Author: | Even Rouault |
Contact: | even.rouault @ spatialys.com |
Started: | 2022-May-24 |
Updated: | 2022-June-14 |
Status: | Adopted |
Target: | GDAL 3.6 |
This RFC describes the addition of new methods to the :cpp:class:`OGRLayer` class to retrieve batches of features with a column-oriented memory layout, that suits formats that have that organization or downstream consumers that expect data to be presented in such a way, in particular the Apache Arrow, Pandas / GeoPandas ecosystem, R spatial packages, and many modern (data analytics focused) databases / engines which are column oriented (eg Snowflake, Google BigQuery, ..)

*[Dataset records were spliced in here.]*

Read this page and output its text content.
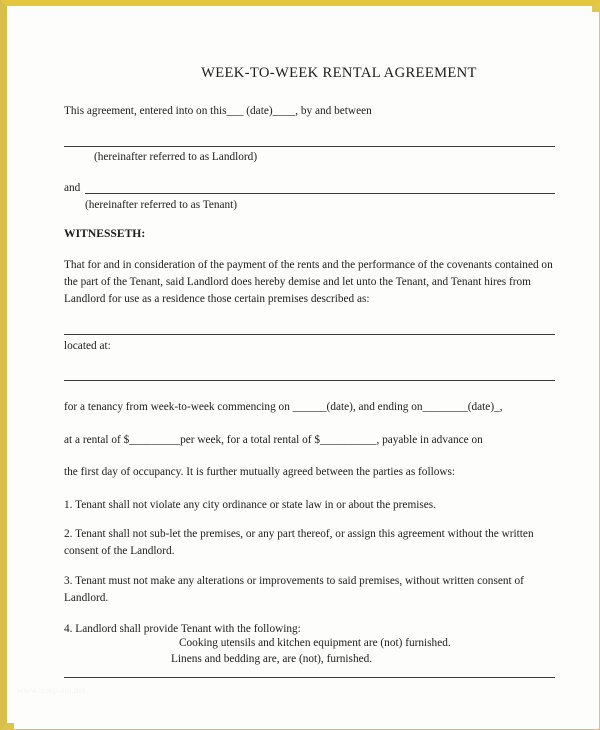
WEEK-TO-WEEK RENTAL AGREEMENT
This agreement, entered into on this___ (date)____, by and between
(hereinafter referred to as Landlord)
and
(hereinafter referred to as Tenant)
WITNESSETH:
That for and in consideration of the payment of the rents and the performance of the covenants contained on the part of the Tenant, said Landlord does hereby demise and let unto the Tenant, and Tenant hires from Landlord for use as a residence those certain premises described as:
located at:
for a tenancy from week-to-week commencing on ______(date), and ending on________(date)_,
at a rental of $_________per week, for a total rental of $__________, payable in advance on
the first day of occupancy. It is further mutually agreed between the parties as follows:
1. Tenant shall not violate any city ordinance or state law in or about the premises.
2. Tenant shall not sub-let the premises, or any part thereof, or assign this agreement without the written consent of the Landlord.
3. Tenant must not make any alterations or improvements to said premises, without written consent of Landlord.
4. Landlord shall provide Tenant with the following:
Cooking utensils and kitchen equipment are (not) furnished.
Linens and bedding are, are (not), furnished.
www.template.net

Currently, to retrieve feature information, users must iterate over each feature of a layer with GetNextFeature(), which returns a C++ object, on which query attributes and geometries are retrieved with various "get" methods. When invoked from binding languages, a overhead typically occurs each time the other language calls native code. So to retrieve all information on a layer made of N_features and N_fields, you need of the order of N_features * N_fields calls. That overhead is significant. See below :ref:`rfc-86-benchmarks`.
Another inconvenience of the C API is that processings that involve many rows of a same field (e.g computing statistics on a field) may require data to be contiguously placed in RAM, for the most efficient processing (use of vectorized CPU instruction). The current OGR API does not allow that directly, and require the users to shuffle itself data into appropriate data structures. Similarly the above mentioned frameworks (Arrow, Pandas/GeoPandas) require such memory layouts, and currently require reorganizing data when reading from OGR. The pyogrio project is for example an attempt at addressing that need.
Furthermore, the :ref:`vector.arrow` and :ref:`vector.parquet` drivers, whose file organization is columnar, and batch oriented, have been added in GDAL 3.5.0. Consequently a columnar-oriented API will enable the best performance for those formats.
The new proposed API implements the Apache Arrow C Stream interface. Reading that document, as well of the first paragraphs of the Apache Arrow C data interface. (details on the various data types can be skipped) is strongly encouraged for a better understanding of the rest of this RFC.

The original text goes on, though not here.